Background: Published data on the performance of the new Dade Behring antibody conjugated magnetic immunoassay (ACMIA) for tacrolimus determination are scarce. The aim of this study was to compare the results obtained using the ACMIA and Abbott microparticle enzyme immunoassay (MEIA), which is the most widely used method for therapeutic tacrolimus monitoring.
Methods: Trough tacrolimus concentrations were determined in 305 blood samples from kidney (n=138) and liver (n=167) transplant recipients using the ACMIA and MEIA immunoassays. The MEIA results were corrected for hematocrit values lesser than 30% and higher than 40% (Hermida et al. Clin Lab 2005; 51: 43-45).

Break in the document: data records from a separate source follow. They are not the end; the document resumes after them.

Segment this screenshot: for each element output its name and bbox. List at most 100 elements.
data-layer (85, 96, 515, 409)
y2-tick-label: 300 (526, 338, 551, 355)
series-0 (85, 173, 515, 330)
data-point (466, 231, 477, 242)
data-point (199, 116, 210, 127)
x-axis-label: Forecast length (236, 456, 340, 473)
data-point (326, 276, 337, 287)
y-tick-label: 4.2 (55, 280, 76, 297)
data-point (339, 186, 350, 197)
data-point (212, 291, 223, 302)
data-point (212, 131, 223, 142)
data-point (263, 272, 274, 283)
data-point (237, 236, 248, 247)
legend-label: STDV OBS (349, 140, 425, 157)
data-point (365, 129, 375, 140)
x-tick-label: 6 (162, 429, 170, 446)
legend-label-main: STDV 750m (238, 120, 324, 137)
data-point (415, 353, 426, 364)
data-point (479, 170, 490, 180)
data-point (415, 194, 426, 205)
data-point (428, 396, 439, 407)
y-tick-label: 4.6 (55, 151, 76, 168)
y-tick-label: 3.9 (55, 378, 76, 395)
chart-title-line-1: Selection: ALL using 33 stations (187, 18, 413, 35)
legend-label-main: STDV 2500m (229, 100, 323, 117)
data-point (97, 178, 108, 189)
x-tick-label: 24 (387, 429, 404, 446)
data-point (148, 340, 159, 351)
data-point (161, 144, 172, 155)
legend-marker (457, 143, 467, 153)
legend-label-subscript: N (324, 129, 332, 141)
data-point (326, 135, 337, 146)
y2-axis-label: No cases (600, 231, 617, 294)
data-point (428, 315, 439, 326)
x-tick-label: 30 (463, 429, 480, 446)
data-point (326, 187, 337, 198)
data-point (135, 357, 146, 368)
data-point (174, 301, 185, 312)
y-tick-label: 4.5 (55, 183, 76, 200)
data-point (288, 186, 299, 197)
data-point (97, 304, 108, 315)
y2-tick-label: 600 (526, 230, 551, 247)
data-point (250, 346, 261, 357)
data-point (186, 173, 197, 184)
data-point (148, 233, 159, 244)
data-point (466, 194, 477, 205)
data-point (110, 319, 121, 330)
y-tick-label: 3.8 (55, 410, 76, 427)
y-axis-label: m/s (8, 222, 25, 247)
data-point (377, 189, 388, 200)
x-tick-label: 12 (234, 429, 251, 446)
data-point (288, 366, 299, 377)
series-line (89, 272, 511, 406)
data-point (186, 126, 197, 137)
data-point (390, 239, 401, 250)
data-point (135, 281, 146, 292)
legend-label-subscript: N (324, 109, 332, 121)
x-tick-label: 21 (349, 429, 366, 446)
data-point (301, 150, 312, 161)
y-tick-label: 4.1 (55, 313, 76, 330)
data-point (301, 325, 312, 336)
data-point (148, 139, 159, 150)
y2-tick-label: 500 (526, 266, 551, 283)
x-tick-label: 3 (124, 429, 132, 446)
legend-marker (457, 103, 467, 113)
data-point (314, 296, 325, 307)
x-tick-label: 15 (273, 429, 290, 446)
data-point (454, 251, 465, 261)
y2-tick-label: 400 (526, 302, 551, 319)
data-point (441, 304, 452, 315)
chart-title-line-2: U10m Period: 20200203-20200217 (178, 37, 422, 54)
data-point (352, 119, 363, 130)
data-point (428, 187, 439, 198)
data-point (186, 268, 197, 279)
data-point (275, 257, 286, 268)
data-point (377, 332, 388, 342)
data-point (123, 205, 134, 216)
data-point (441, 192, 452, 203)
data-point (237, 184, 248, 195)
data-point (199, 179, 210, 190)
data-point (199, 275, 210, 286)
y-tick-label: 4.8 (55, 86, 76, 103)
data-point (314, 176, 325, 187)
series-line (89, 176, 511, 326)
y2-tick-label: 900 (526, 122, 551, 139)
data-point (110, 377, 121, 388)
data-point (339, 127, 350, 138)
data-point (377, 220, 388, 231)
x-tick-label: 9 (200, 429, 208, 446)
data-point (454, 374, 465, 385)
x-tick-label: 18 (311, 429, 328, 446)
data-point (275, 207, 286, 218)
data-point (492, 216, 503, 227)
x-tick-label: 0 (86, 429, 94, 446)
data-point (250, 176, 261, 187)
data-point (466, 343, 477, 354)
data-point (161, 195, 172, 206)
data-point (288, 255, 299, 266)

Results: The obtained ACMIA within- and between-run variation coefficients (<10.8%) were acceptable. In the comparison between ACMIA and MEIA results in the blood samples studied, the regression equation was: ACMIA=1.02MEIA+0.29 (r=0.912, p<0.001), with an acceptable difference between the means (8.13+/-0.53 ng/mL vs. 7.62+/-0.50 ng/mL). However, in accordance with the well-established interference of the hematocrit on the MEIA results, a highly significant negative correlation between the MEIA/ACMIA ratio and the hematocrit values was obtained (r=-0.585, p<0.001). When the MEIA results were corrected according to the hematocrit (MEIAHtC), the regression with ACMIA levels was: ACMIA=1.08MEIAHtC-0.09 (r=0.926, p<0.001). This equation was analogous to that obtained between ACMIA and MEIA tacrolimus concentrations in the 164 blood samples with hematocrit of 30-40%.
Conclusions: ACMIA is an acceptable option for therapeutic tacrolimus monitoring, with an important decrease in technician time in relation to the widely used MEIA.